I have finished On the Beach tonight. This is an excellent, horrific and haunting Cold War post-apocalyptic novel written in 1957 and set in the near future of 1963 in a south eastern Australia which is one of the few parts of the world free from the effects of nuclear war that has wiped out Europe, North America and Asia. At the outset of the novel, it is the Antipodean summer and the Christmas-New Year period, and only parts of South America, South Africa and the Antipodes survive, as the deadly radiation inexorably creeps south, with the prediction that the whole world will be wiped out by September. The characters exist in a bizarre half world, in which most people continue to go about their lives as normally as they can, even planning for the future in terms of planting crops or trees for the following year.
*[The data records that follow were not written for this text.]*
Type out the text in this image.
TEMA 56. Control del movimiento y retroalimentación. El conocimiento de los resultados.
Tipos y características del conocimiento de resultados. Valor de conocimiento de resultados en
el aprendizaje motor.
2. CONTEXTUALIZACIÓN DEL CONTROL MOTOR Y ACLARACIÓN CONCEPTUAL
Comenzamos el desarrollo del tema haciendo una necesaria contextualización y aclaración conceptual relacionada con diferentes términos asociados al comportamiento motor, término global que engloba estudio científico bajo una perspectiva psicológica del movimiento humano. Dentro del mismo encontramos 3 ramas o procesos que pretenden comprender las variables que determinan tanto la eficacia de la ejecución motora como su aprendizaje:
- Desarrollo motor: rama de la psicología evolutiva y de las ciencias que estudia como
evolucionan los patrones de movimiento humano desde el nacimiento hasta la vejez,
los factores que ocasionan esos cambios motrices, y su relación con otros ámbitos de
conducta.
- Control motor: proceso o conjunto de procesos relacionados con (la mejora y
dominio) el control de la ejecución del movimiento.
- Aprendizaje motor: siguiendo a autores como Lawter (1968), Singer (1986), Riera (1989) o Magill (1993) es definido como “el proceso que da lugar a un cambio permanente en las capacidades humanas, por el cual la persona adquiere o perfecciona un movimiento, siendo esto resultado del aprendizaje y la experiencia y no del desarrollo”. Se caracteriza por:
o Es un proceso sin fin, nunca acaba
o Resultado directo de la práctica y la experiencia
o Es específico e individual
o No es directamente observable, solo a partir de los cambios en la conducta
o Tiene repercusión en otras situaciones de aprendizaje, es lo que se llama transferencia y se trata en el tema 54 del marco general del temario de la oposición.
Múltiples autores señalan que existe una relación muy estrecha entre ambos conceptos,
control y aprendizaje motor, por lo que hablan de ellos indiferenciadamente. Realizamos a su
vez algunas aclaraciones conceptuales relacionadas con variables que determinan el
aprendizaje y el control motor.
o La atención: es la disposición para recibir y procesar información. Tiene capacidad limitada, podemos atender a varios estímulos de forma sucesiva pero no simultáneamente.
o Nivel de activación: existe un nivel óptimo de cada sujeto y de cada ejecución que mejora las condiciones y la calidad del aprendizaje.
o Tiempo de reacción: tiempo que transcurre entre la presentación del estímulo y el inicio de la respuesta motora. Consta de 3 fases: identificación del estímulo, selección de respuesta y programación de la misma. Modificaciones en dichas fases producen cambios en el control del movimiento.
There is little of the panic and extreme hedonistic behaviour that is often seen in post-apocalyptic novels and indeed in real life apocalyptic historical scenarios such as the Black Death. This struck me as somewhat implausible and perhaps a reflection of the mores of the time the novel was written. Nevertheless, it gave the (some what stereotypical 1950s) characters and the narrative through which they moved a certain dignified pathos that I found moving, as events crept towards the final inevitable end, with most people choosing to die through taking officially distributed suicide pills rather than letting the effects of radiation poisoning run their full course. This was an electric and gripping read, fundamentally depressing but very stark and thought provoking about the nature of human relations, loyalty and managing in a crisis.

7MissWatson
Jun 13, 12:57 pm

I have finished Marazan and have to say I didn’t like this at all. It was his first published novel (in 1926) and it had many faults. Too much technical details for aeroplane and sailing nerds, whereas the plot involving the escaped convict and the drug-running gang is way too thin. The colloquialisms of the day had been pruned for my 1965 re-publication copy, and there were still too many of them left. Which makes the narrator sound like an upper-class twat. And, well, his attitude towards anyone not born an Englishman leaves a bad taste. As in: the drug-runners are all Dagoes or Chinks, of course, with absolutely no awareness of the industrial-scale drug-running that the East India Company carried out only a few decades before.
I have fond memories of A town like Alice, so I hope his later books have aged better than this.